Sometimes, It Doesn't Piece of work Out, and That's Okay
I went on a date with a friend from high school who also happened to be my ex's roommate. It was a serenity date fifty-fifty though nosotros'd known each other for years. He was nice, but nothing ever happened. Later on, I set up him upwardly with my sister-in-police. They dated for a year. Now he's married (to someone else) and has an adorable son. We're still friends, twenty years after we met.

Something Heartwarming
I married him! Literally the best, virtually reliable guy who supports me in absolutely everything. Gives me everything I never knew I needed. He is my absolute hero and I couldn't be happier!

Actually a "Dainty Guy"
When I was single, my sis was planning a party and mentioned that her boyfriend'south very nice, very single friend would be coming. When I met him, he was shy but sweet. He afterward messaged me on Facebook and asked for my number since he was too nervous to enquire me in person. Nosotros talked for a bit and went out on a fun date. Then some other. And another.

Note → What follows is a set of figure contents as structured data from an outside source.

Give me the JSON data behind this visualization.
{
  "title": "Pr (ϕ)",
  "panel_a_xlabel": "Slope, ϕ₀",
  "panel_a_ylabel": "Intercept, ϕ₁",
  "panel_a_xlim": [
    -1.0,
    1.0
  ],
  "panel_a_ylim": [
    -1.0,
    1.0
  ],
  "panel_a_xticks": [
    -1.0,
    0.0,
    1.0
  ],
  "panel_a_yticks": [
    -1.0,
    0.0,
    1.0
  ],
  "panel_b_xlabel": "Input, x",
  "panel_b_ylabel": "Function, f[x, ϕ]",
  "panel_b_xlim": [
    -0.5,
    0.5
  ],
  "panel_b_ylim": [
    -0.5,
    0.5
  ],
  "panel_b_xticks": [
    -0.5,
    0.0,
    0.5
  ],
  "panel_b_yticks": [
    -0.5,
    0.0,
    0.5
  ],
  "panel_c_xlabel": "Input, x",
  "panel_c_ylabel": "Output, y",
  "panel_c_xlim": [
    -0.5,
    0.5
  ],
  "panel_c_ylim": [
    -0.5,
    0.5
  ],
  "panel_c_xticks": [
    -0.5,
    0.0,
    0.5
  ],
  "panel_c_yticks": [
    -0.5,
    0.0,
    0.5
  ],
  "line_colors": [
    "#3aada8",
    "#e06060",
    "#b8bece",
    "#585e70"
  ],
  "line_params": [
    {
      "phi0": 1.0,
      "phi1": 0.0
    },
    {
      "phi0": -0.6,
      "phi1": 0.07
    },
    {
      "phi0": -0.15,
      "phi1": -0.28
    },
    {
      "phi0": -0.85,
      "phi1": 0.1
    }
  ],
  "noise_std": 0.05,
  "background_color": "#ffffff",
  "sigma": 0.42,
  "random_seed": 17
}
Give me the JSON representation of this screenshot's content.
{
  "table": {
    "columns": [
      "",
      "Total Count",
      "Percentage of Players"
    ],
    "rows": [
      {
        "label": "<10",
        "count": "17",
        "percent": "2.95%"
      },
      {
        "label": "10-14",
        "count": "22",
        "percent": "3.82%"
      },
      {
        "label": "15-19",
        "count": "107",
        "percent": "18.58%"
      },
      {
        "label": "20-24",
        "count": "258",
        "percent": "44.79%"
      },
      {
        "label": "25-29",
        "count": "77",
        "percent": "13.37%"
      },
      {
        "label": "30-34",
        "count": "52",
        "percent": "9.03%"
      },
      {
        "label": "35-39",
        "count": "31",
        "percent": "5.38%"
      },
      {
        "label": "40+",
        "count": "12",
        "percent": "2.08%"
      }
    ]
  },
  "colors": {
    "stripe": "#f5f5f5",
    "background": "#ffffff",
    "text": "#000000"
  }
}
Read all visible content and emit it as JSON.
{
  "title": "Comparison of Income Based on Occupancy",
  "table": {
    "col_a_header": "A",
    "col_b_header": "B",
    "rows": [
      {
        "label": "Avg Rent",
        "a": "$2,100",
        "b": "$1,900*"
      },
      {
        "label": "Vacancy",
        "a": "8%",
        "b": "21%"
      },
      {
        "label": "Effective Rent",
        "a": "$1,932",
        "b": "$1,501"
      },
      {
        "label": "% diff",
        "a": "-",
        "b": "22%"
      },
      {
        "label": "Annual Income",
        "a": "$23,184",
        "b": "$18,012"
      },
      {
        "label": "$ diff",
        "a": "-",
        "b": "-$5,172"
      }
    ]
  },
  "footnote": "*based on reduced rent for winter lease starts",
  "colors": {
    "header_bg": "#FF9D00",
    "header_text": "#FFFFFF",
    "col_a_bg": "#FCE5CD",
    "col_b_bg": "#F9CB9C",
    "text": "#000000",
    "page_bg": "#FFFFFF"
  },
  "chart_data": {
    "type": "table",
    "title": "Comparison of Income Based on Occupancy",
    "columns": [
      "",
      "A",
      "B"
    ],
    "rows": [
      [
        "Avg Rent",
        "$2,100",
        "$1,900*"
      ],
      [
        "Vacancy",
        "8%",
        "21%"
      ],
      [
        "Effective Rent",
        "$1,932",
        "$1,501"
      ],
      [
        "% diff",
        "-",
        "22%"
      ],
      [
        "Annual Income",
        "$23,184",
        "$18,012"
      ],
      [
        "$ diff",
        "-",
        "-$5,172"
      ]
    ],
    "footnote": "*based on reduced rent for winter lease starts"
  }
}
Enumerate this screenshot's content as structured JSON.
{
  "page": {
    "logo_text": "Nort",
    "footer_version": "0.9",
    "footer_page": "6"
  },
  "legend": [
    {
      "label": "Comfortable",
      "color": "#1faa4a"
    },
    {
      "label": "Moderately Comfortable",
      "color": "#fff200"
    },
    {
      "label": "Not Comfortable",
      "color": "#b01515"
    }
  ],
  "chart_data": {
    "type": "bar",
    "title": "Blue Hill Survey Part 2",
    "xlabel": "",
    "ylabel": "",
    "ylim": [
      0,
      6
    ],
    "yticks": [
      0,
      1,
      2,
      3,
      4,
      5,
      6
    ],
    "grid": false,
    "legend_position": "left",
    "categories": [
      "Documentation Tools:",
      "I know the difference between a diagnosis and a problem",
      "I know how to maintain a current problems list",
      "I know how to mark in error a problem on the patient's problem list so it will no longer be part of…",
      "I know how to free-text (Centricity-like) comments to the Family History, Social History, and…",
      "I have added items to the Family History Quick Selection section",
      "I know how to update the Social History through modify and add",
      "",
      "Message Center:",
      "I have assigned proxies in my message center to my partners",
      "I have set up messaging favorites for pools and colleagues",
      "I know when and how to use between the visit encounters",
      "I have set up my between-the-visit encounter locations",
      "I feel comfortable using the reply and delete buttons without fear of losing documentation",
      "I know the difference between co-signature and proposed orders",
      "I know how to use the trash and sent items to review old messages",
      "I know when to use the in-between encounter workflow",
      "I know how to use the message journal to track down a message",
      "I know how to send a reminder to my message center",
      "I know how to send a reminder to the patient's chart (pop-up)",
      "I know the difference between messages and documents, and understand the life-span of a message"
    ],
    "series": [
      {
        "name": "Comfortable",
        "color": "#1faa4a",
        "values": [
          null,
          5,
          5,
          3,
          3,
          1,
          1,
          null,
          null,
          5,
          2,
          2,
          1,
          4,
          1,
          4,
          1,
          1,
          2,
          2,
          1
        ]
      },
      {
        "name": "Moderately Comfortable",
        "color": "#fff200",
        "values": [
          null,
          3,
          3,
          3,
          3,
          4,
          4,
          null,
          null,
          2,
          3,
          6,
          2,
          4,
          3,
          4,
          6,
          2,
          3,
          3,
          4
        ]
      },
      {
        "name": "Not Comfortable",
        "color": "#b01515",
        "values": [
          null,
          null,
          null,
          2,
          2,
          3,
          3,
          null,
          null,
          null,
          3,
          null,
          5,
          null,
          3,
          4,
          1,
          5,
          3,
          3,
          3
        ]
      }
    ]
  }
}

Four months later, we moved in together. At present, information technology's been v years. We're married and accept a ii-year-one-time little male child. Sometimes a "nice guy" is actually a prissy guy.
They Do Say That Poetry Is What We Live For
He showed up to our first date with a framed print of an original poem he wrote for me. That lovey-dovey stuff is just non my cup of tea. The dinner was also super awkward. Never once again.

Sounds Very Awkward for Anybody
My loftier schoolhouse friend really, really liked me and kept hinting at a relationship. I tried to drib hints that I wasn't into it, but he wouldn't permit up. All of our mutual friends were trying to talk me into it.

Eventually, we ended up alone and I let him kiss me. He immediately told me he was in dear with me, and that his whole family thought we were dating. I told him that I was still non into it, and set the record straight for everyone. It was very awkward.
He Just Wasn't Set to Allow Go
I told him I liked him, merely I only wanted to be friends. When he drove me home, he held my mitt in the car as if he didn't even hear me. I had to false a cough fit to get it back.

Unstable Much?
He was awful — overbearing, possessive and disrespectful of all my boundaries. He proposed to me once we were broken upwardly and proceeded to ally someone else less than a month subsequently.

This Sounds Similar a Sitcom
His mom called the cops on me at our prom considering I danced with some other boy.

Distance Makes The Heart Grow Fonder
After our initial "engagement," we stayed friends for five years. Then, we got back together for three and a half years and eventually got married. At the start, I wasn't physically attracted to him and didn't desire a relationship, but withal agreed to go out with him because he was nice. I told him how I felt and he was fine with that. During the whole time nosotros knew each other, he was an actual friend. It took me living far away from him to realize how much I loved him.

When I went to visit him, nosotros decided that we wanted to be with each other and we've been together ever since. He'southward still the nicest guy.
This Poor Guy…
It lasted two weeks, but only because he asked me out the mean solar day before winter suspension. Nosotros didn't fifty-fifty talk to each other once. A few months later, I was talking to my friends who had dated him earlier, and all 10 of us said nosotros dated him because we felt bad.

And Here's a Happy Ending
We met during our freshman yr of college. He was my all-time friend for months and I wasn't really into him when we showtime started talking, but now nosotros're in honey. We have been together for almost a twelvemonth.